Mundipharma International Limited
- Logo since 5 January 2021
- Type: Private
- Industry: Pharmaceutical
- Founded: 1952; 74 years ago
- Founders: Raymond Sackler; Mortimer Sackler;
- Headquarters: Cambridge Science Park, Cambridge, England, United Kingdom
- Area served: Worldwide
- Key people: Marc Princen (chairman & CEO)
- Products: Pharmaceutical drugs; Mouthwash; Soaps;
- Revenue: 274 Mil. EUR
- Number of employees: 2,705 (as of 2022)
- Website: www.mundipharma.com

= Mundipharma =

British multinational pharmaceutical company

Mundipharma International Limited is a British multinational research-based pharmaceutical company owned by members of the Sackler family with locations in United Kingdom, Canada, Germany, China, and Singapore. In Germany, Mundipharma is a subsidiary of Mundipharma International Limited and Mundipharma AG. Its global headquarters is located at the Cambridge Science Park of Cambridge, England.

== History ==
The company was founded in 1967 in Frankfurt, Germany by the brothers Raymond and Mortimer Sackler, the owners of Purdue Pharma at the time. Between 1970 and 1974 two pharmaceutical companies were acquired.
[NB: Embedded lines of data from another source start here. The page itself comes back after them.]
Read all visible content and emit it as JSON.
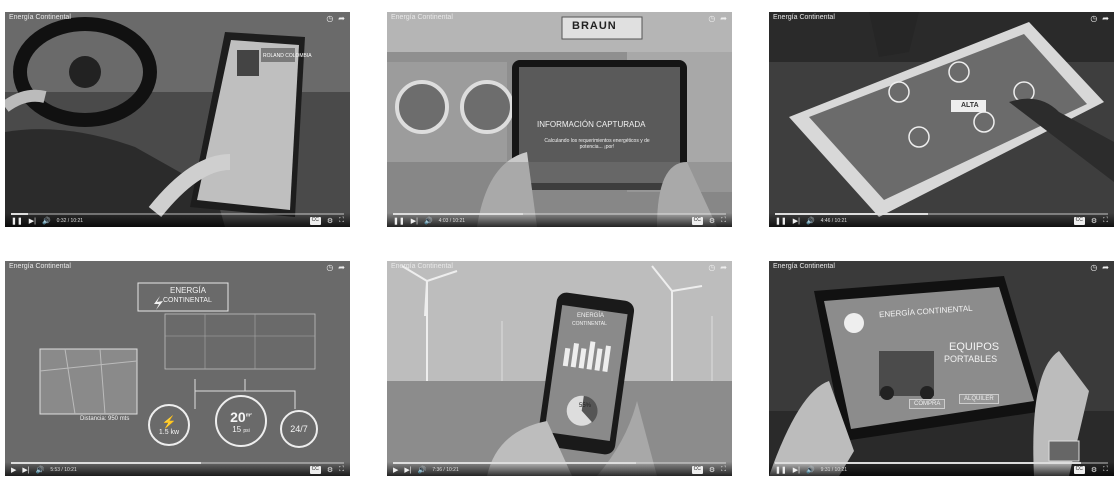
{
  "videos": [
    {
      "channel_title": "Energía Continental",
      "time": "0:32 / 10:21",
      "progress": 0.05,
      "scene": "car-tablet",
      "screen_texts": [
        "ROLAND COLOMBIA"
      ]
    },
    {
      "channel_title": "Energía Continental",
      "time": "4:03 / 10:21",
      "progress": 0.39,
      "scene": "factory-tablet",
      "screen_texts": [
        "BRAUN",
        "INFORMACIÓN CAPTURADA",
        "Calculando los requerimientos energéticos y de potencia... ¡por!"
      ]
    },
    {
      "channel_title": "Energía Continental",
      "time": "4:46 / 10:21",
      "progress": 0.46,
      "scene": "table-screen",
      "screen_texts": [
        "ALTA"
      ]
    },
    {
      "channel_title": "Energía Continental",
      "time": "5:53 / 10:21",
      "progress": 0.57,
      "scene": "map-stats",
      "screen_texts": [
        "ENERGÍA",
        "CONTINENTAL",
        "Distancia: 950 mts",
        "1.5 kw",
        "20",
        "m²",
        "15",
        "psi",
        "24/7"
      ]
    },
    {
      "channel_title": "Energía Continental",
      "time": "7:36 / 10:21",
      "progress": 0.73,
      "scene": "wind-phone",
      "screen_texts": [
        "ENERGÍA",
        "CONTINENTAL",
        "55%"
      ]
    },
    {
      "channel_title": "Energía Continental",
      "time": "9:31 / 10:21",
      "progress": 0.92,
      "scene": "tablet-portables",
      "screen_texts": [
        "ENERGÍA CONTINENTAL",
        "EQUIPOS",
        "PORTABLES",
        "COMPRA",
        "ALQUILER"
      ]
    }
  ],
  "icons": {
    "clock": "clock-icon",
    "share": "share-icon",
    "play": "play-icon",
    "pause": "pause-icon",
    "next": "next-icon",
    "volume": "volume-icon",
    "captions": "captions-icon",
    "settings": "settings-icon",
    "fullscreen": "fullscreen-icon"
  }
}
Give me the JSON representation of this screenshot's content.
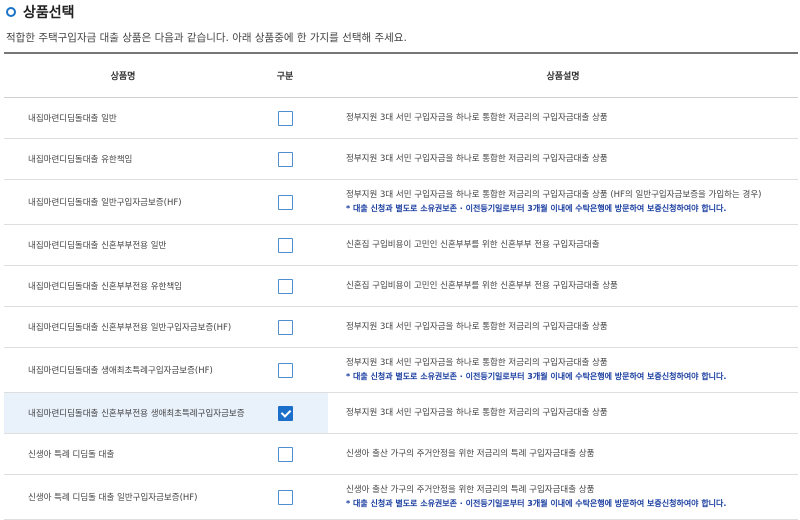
{
  "header": {
    "title": "상품선택",
    "intro": "적합한 주택구입자금 대출 상품은 다음과 같습니다. 아래 상품중에 한 가지를 선택해 주세요."
  },
  "table": {
    "columns": [
      "상품명",
      "구분",
      "상품설명"
    ],
    "rows": [
      {
        "name": "내집마련디딤돌대출 일반",
        "checked": false,
        "desc": "정부지원 3대 서민 구입자금을 하나로 통합한 저금리의 구입자금대출 상품",
        "note": ""
      },
      {
        "name": "내집마련디딤돌대출 유한책임",
        "checked": false,
        "desc": "정부지원 3대 서민 구입자금을 하나로 통합한 저금리의 구입자금대출 상품",
        "note": ""
      },
      {
        "name": "내집마련디딤돌대출 일반구입자금보증(HF)",
        "checked": false,
        "desc": "정부지원 3대 서민 구입자금을 하나로 통합한 저금리의 구입자금대출 상품 (HF의 일반구입자금보증을 가입하는 경우)",
        "note": "* 대출 신청과 별도로 소유권보존 · 이전등기일로부터 3개월 이내에 수탁은행에 방문하여 보증신청하여야 합니다."
      },
      {
        "name": "내집마련디딤돌대출 신혼부부전용 일반",
        "checked": false,
        "desc": "신혼집 구입비용이 고민인 신혼부부를 위한 신혼부부 전용 구입자금대출",
        "note": ""
      },
      {
        "name": "내집마련디딤돌대출 신혼부부전용 유한책임",
        "checked": false,
        "desc": "신혼집 구입비용이 고민인 신혼부부를 위한 신혼부부 전용 구입자금대출 상품",
        "note": ""
      },
      {
        "name": "내집마련디딤돌대출 신혼부부전용 일반구입자금보증(HF)",
        "checked": false,
        "desc": "정부지원 3대 서민 구입자금을 하나로 통합한 저금리의 구입자금대출 상품",
        "note": ""
      },
      {
        "name": "내집마련디딤돌대출 생애최초특례구입자금보증(HF)",
        "checked": false,
        "desc": "정부지원 3대 서민 구입자금을 하나로 통합한 저금리의 구입자금대출 상품",
        "note": "* 대출 신청과 별도로 소유권보존 · 이전등기일로부터 3개월 이내에 수탁은행에 방문하여 보증신청하여야 합니다."
      },
      {
        "name": "내집마련디딤돌대출 신혼부부전용 생애최초특례구입자금보증",
        "checked": true,
        "desc": "정부지원 3대 서민 구입자금을 하나로 통합한 저금리의 구입자금대출 상품",
        "note": ""
      },
      {
        "name": "신생아 특례 디딤돌 대출",
        "checked": false,
        "desc": "신생아 출산 가구의 주거안정을 위한 저금리의 특례 구입자금대출 상품",
        "note": ""
      },
      {
        "name": "신생아 특례 디딤돌 대출 일반구입자금보증(HF)",
        "checked": false,
        "desc": "신생아 출산 가구의 주거안정을 위한 저금리의 특례 구입자금대출 상품",
        "note": "* 대출 신청과 별도로 소유권보존 · 이전등기일로부터 3개월 이내에 수탁은행에 방문하여 보증신청하여야 합니다."
      }
    ]
  },
  "colors": {
    "accent": "#1b6fc9",
    "note": "#1b3fa0",
    "selected_bg": "#e9f1fb"
  }
}
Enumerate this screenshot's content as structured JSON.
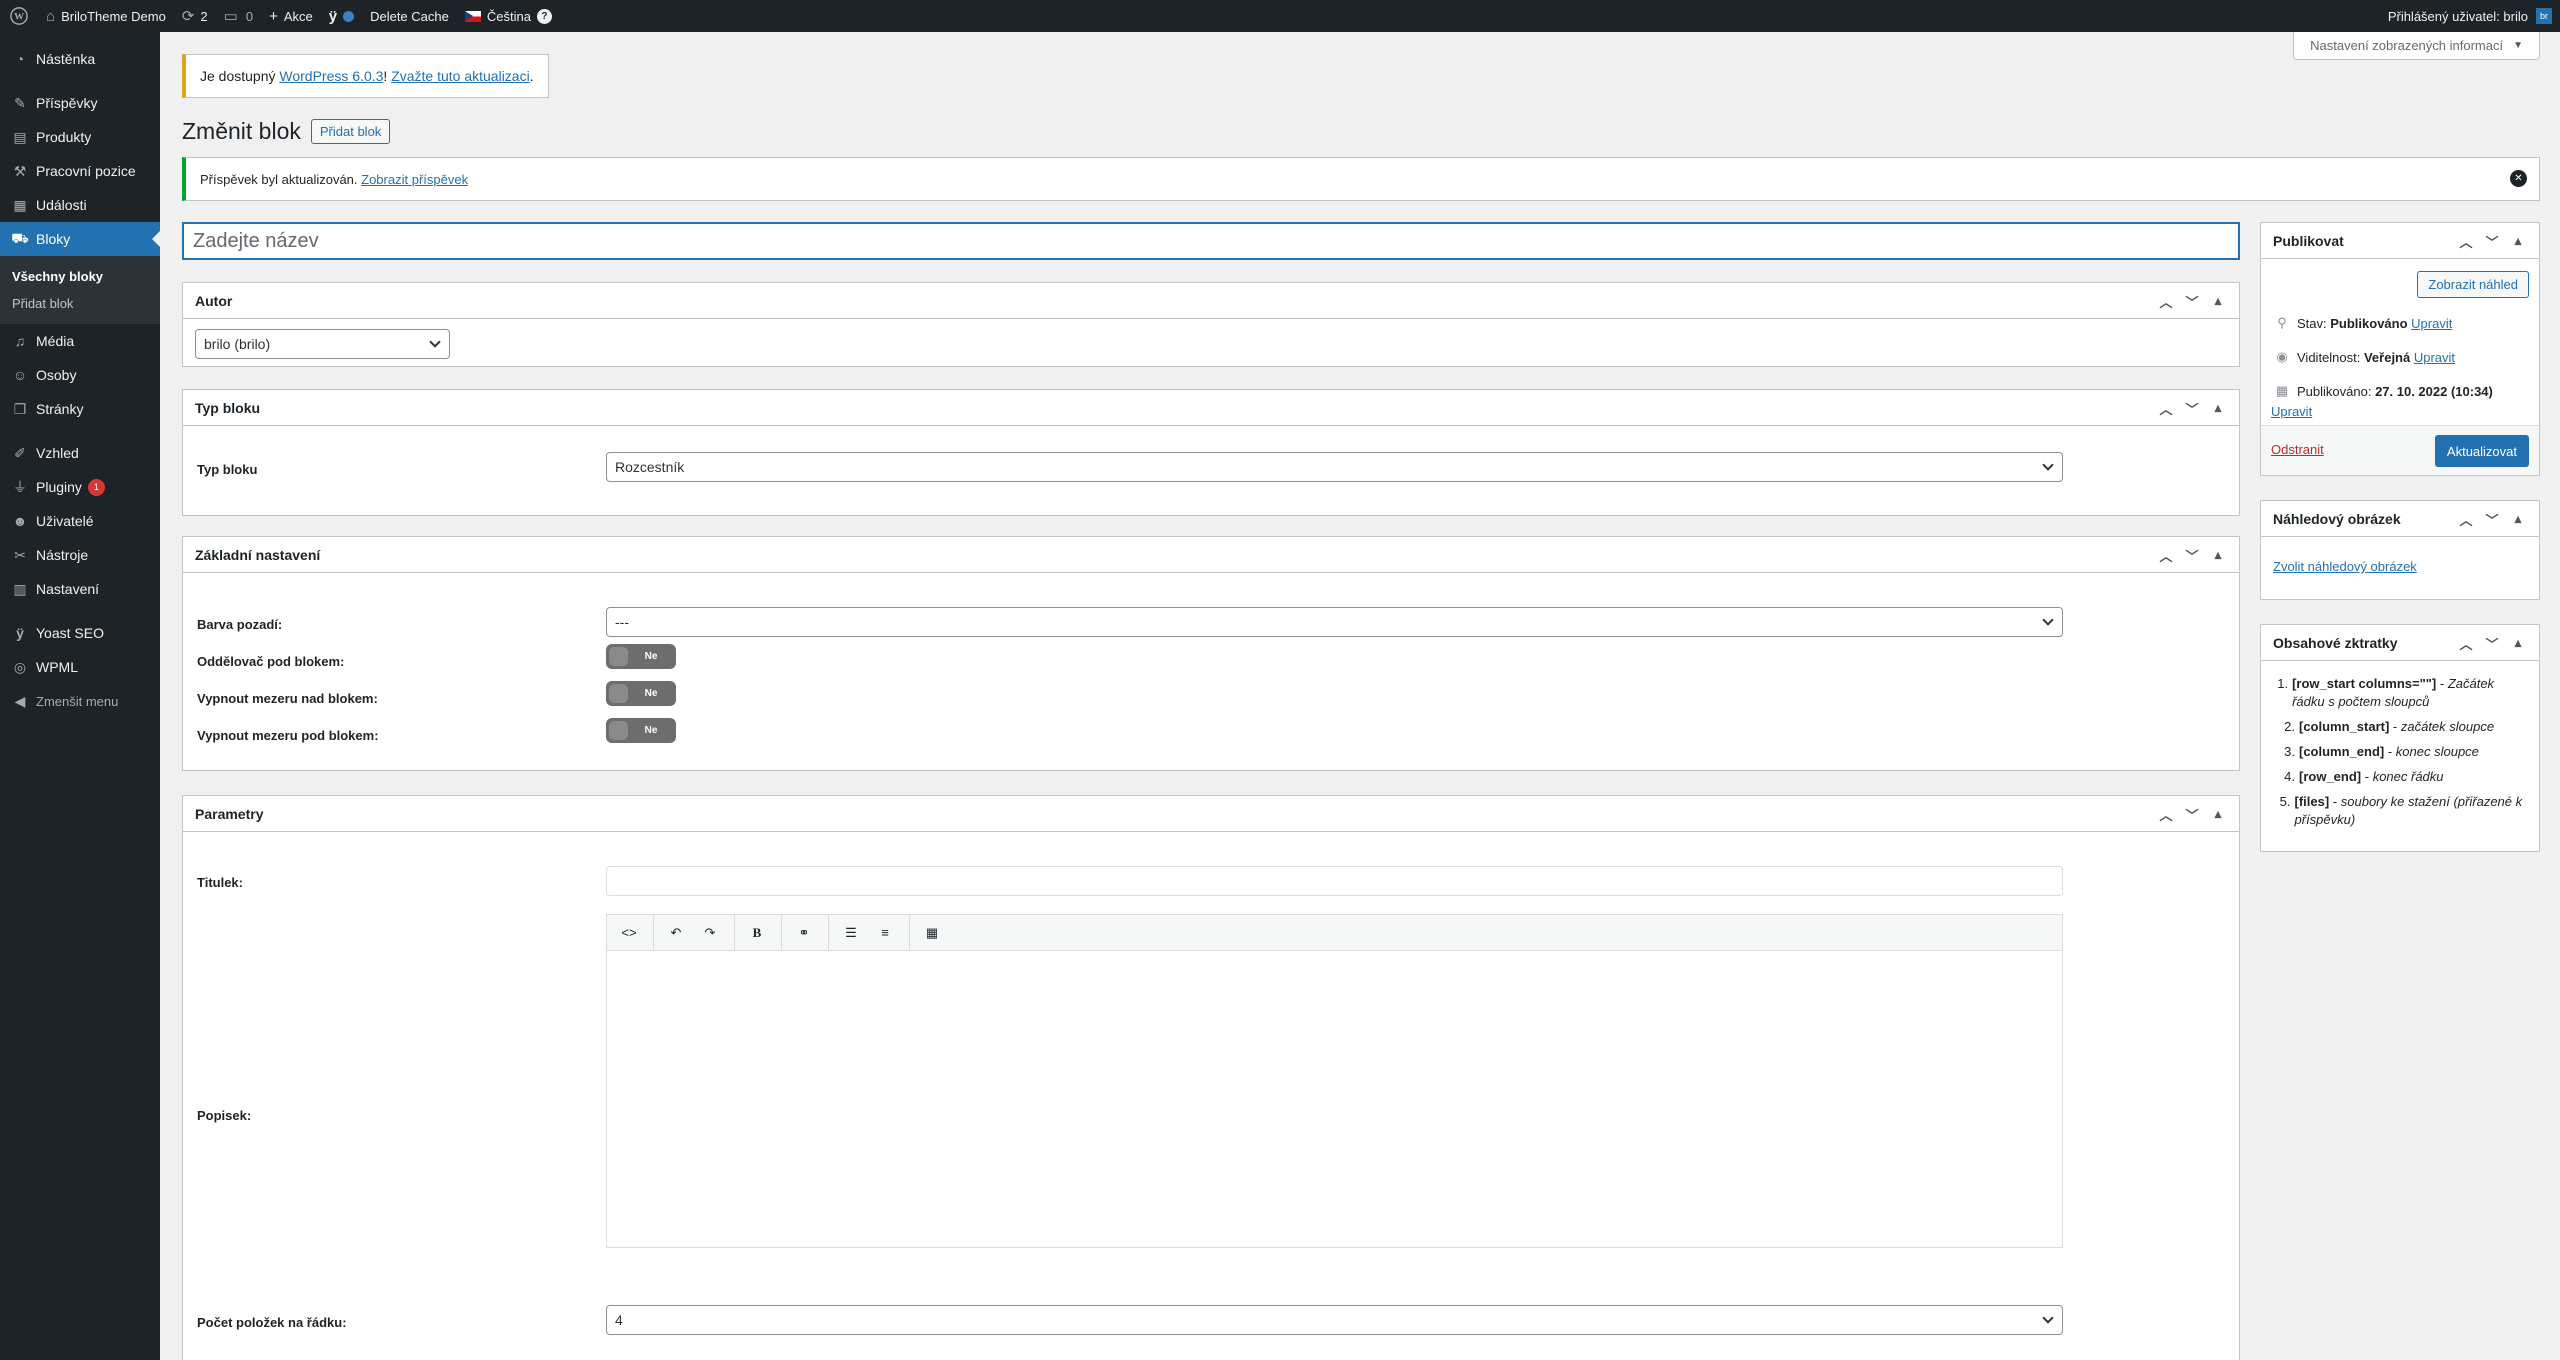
{
  "admin_bar": {
    "site_name": "BriloTheme Demo",
    "updates_count": "2",
    "comments_count": "0",
    "new_label": "Akce",
    "delete_cache": "Delete Cache",
    "language": "Čeština",
    "help_icon": "?",
    "logged_in": "Přihlášený uživatel: brilo",
    "avatar_text": "br"
  },
  "sidebar": {
    "items": [
      {
        "label": "Nástěnka",
        "icon": "dashboard-icon"
      },
      {
        "label": "Příspěvky",
        "icon": "pin-icon"
      },
      {
        "label": "Produkty",
        "icon": "products-icon"
      },
      {
        "label": "Pracovní pozice",
        "icon": "hammer-icon"
      },
      {
        "label": "Události",
        "icon": "calendar-icon"
      },
      {
        "label": "Bloky",
        "icon": "cart-icon"
      },
      {
        "label": "Média",
        "icon": "media-icon"
      },
      {
        "label": "Osoby",
        "icon": "person-icon"
      },
      {
        "label": "Stránky",
        "icon": "pages-icon"
      },
      {
        "label": "Vzhled",
        "icon": "brush-icon"
      },
      {
        "label": "Pluginy",
        "icon": "plugin-icon",
        "badge": "1"
      },
      {
        "label": "Uživatelé",
        "icon": "users-icon"
      },
      {
        "label": "Nástroje",
        "icon": "wrench-icon"
      },
      {
        "label": "Nastavení",
        "icon": "settings-icon"
      },
      {
        "label": "Yoast SEO",
        "icon": "yoast-icon"
      },
      {
        "label": "WPML",
        "icon": "wpml-icon"
      },
      {
        "label": "Zmenšit menu",
        "icon": "collapse-icon"
      }
    ],
    "submenu": [
      "Všechny bloky",
      "Přidat blok"
    ]
  },
  "screen_options": "Nastavení zobrazených informací",
  "update_nag": {
    "prefix": "Je dostupný ",
    "link1": "WordPress 6.0.3",
    "middle": "! ",
    "link2": "Zvažte tuto aktualizaci",
    "suffix": "."
  },
  "page": {
    "title": "Změnit blok",
    "add_new": "Přidat blok"
  },
  "notice": {
    "text": "Příspěvek byl aktualizován. ",
    "link": "Zobrazit příspěvek"
  },
  "title_input": {
    "placeholder": "Zadejte název",
    "value": ""
  },
  "author_box": {
    "title": "Autor",
    "selected": "brilo (brilo)"
  },
  "block_type_box": {
    "title": "Typ bloku",
    "label": "Typ bloku",
    "selected": "Rozcestník"
  },
  "basic_settings_box": {
    "title": "Základní nastavení",
    "bg_color_label": "Barva pozadí:",
    "bg_color_value": "---",
    "divider_label": "Oddělovač pod blokem:",
    "disable_top_label": "Vypnout mezeru nad blokem:",
    "disable_bottom_label": "Vypnout mezeru pod blokem:",
    "toggle_text": "Ne"
  },
  "params_box": {
    "title": "Parametry",
    "title_label": "Titulek:",
    "title_value": "",
    "description_label": "Popisek:",
    "items_label": "Počet položek na řádku:",
    "items_value": "4",
    "toolbar": [
      "code-icon",
      "undo-icon",
      "redo-icon",
      "bold-icon",
      "link-icon",
      "bullet-list-icon",
      "numbered-list-icon",
      "table-icon"
    ]
  },
  "publish_box": {
    "title": "Publikovat",
    "preview_label": "Zobrazit náhled",
    "status_label": "Stav: ",
    "status_value": "Publikováno",
    "visibility_label": "Viditelnost: ",
    "visibility_value": "Veřejná",
    "published_label": "Publikováno: ",
    "published_value": "27. 10. 2022 (10:34)",
    "edit_link": "Upravit",
    "delete_label": "Odstranit",
    "update_label": "Aktualizovat"
  },
  "featured_box": {
    "title": "Náhledový obrázek",
    "link": "Zvolit náhledový obrázek"
  },
  "shortcodes_box": {
    "title": "Obsahové zktratky",
    "items": [
      {
        "num": "1.",
        "code": "[row_start columns=\"\"]",
        "desc": "Začátek řádku s počtem sloupců"
      },
      {
        "num": "2.",
        "code": "[column_start]",
        "desc": "začátek sloupce"
      },
      {
        "num": "3.",
        "code": "[column_end]",
        "desc": "konec sloupce"
      },
      {
        "num": "4.",
        "code": "[row_end]",
        "desc": "konec řádku"
      },
      {
        "num": "5.",
        "code": "[files]",
        "desc": "soubory ke stažení (přiřazené k příspěvku)"
      }
    ]
  }
}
It was the chemical-pharmaceutical factory Krugmann GmbH and the pharmaceutical factory Dr. med. Hans Voigt GmbH. In 1975 the company moved to Limburg an der Lahn in Germany.

The first factory building was designed in 1973 by architect Marcel Breuer and built in the Dietkircher Höhe industrial park. The last completion of a structural expansion took place in 2010.

The company is exploring a sale as part of the Purdue Pharma bankruptcy process and Sackler family settlement. It could fetch as much as $5 billion according to Bloomberg News.

== Organization structure ==
The research area is outsourced to the following companies:

- Mundipharma Research GmbH & Co. KG, Limburg an der Lahn (closed in 2018)
- Mundipharma Research Ltd., Cambridge

== Criticism ==

=== Tobacco industry collaboration ===
Mundipharma has been condemned by healthcare professionals for its April 16th 2024 announcement that it had entered into a collaboration with Vectura, a company owned by Tobacco Transnational Philip Morris.

=== Opioid marketing ===
In relation the opioid epidemic Mundipharma has been criticized for using similar methods to Purdue Pharma to sell opioids in Europe.

=== Nyxoid ===
Mundipharma has marketed a brand of Naloxone called Nyxoid which was criticized for its prices and for Purdue's involvement in the Opioid crisis.